By George P. Matysek Jr.
“All done, Jesus!”
Those were the words shouted by the 20-month-old daughter of some friends of mine while 10 minutes of announcements were read near the end of a recent Mass in Howard County.
Out of the mouth of babes springs wisdom?
It seems that in some parishes, announcements have become more a test of patience than a time to inform parishioners of special activities in the community.
Because of the nature of my job, I’ve attended Mass in many parishes throughout the Archdiocese of Baltimore. As outlined in the General Instruction of the Roman Missal and as was properly done at my friends’ parish – albeit too long for some – announcements seem to almost always be made following the prayer
I’ve also witnessed them, however, proclaimed prior to the offertory procession. Sometimes they are worked into the homily. Most egregiously, I once watched a priest remind parishioners of some sort of parish fundraiser while he was purifying the chalice after Communion. Was that announcement so important it had to be made while parishioners were still kneeling in prayer?

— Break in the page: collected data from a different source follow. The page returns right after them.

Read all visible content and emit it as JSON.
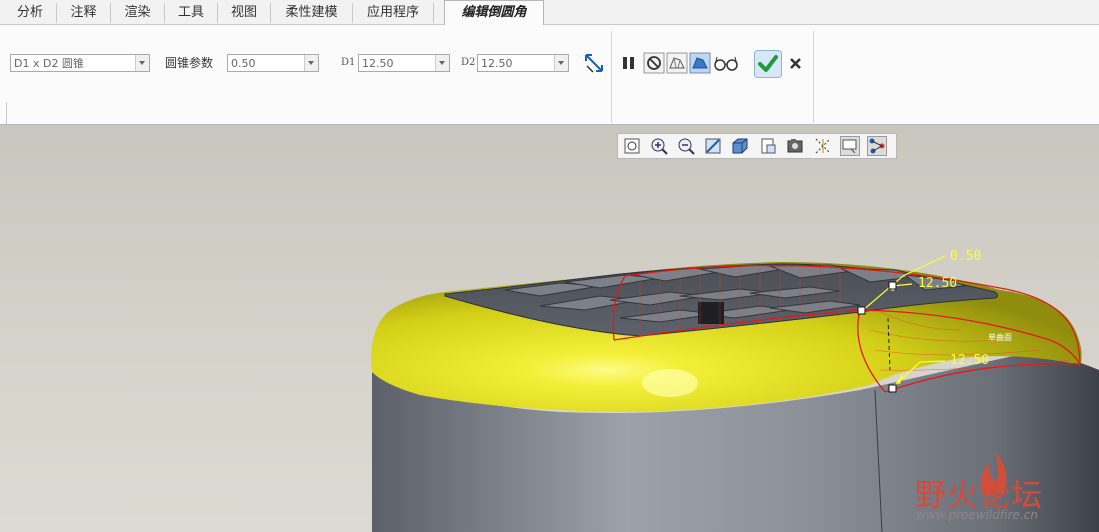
{
  "tabs": [
    {
      "label": "分析"
    },
    {
      "label": "注释"
    },
    {
      "label": "渲染"
    },
    {
      "label": "工具"
    },
    {
      "label": "视图"
    },
    {
      "label": "柔性建模"
    },
    {
      "label": "应用程序"
    },
    {
      "label": "编辑倒圆角"
    }
  ],
  "active_tab_index": 7,
  "ribbon": {
    "shape_select": {
      "value": "D1 x D2 圆锥"
    },
    "conic_param_label": "圆锥参数",
    "conic_param": {
      "value": "0.50"
    },
    "d1_label": "D1",
    "d1": {
      "value": "12.50"
    },
    "d2_label": "D2",
    "d2": {
      "value": "12.50"
    },
    "icons": {
      "flip": "swap-diagonal-icon",
      "pause": "pause-icon",
      "no_preview": "no-preview-icon",
      "geometry_preview": "geometry-preview-icon",
      "feature_preview": "feature-preview-icon",
      "verify": "glasses-icon",
      "ok": "checkmark-icon",
      "cancel": "close-icon"
    },
    "accent_ok": "#2aa84a"
  },
  "view_toolbar": {
    "icons": [
      "refit-icon",
      "zoom-in-icon",
      "zoom-out-icon",
      "repaint-icon",
      "display-style-icon",
      "saved-views-icon",
      "view-manager-icon",
      "datum-display-icon",
      "annotation-display-icon",
      "spin-center-icon"
    ]
  },
  "model": {
    "dimensions": [
      "0.50",
      "12.50",
      "12.50"
    ],
    "surface_label": "单曲面",
    "highlight_color": "#e5e221"
  },
  "watermark": {
    "title": "野火论坛",
    "url": "www.proewildfire.cn"
  }
}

One parish was so intent on Bingo and bake-sale boosterism that it even gave out phone numbers during the announcements, as if those listening were mavens of memorization.
There needn’t be a rush to get to announcements, as though they were some essential part of the liturgy. Why not put on the brakes and give people a bit of quiet time to pray before bombarding them with a recitation of events they can read in the bulletin, on their parish’s website, on the church’s Facebook page or in emailed communications?
Not all parishes are offenders, but in those that are, I see people leave Mass when announcements run long. I don’t condone their inability to make the small sacrifice of sitting through a long-winded proclamation, but why drive people away? I suspect some people may be tuning out the announcements altogether.
Parish leaders are well-intentioned in informing their congregations of what’s going on. Good people put in a lot of time and effort in planning social activities, outreach projects and spiritual gatherings, and they want as many people to attend as possible.
And don’t get me wrong, if the Knights of Columbus are holding their monthly breakfast after Mass or there’s a spiritual retreat scheduled later in the day, go ahead and encourage folks to attend. But, lest the announcements become a source of irritation or distraction, let’s keep them brief and limited to key information.
Let people “go in peace” when the Mass is ended. Let’s not have them go disgruntled by announcements that go on forever.
George P. Matysek Jr. is assistant managing editor of the Catholic Review.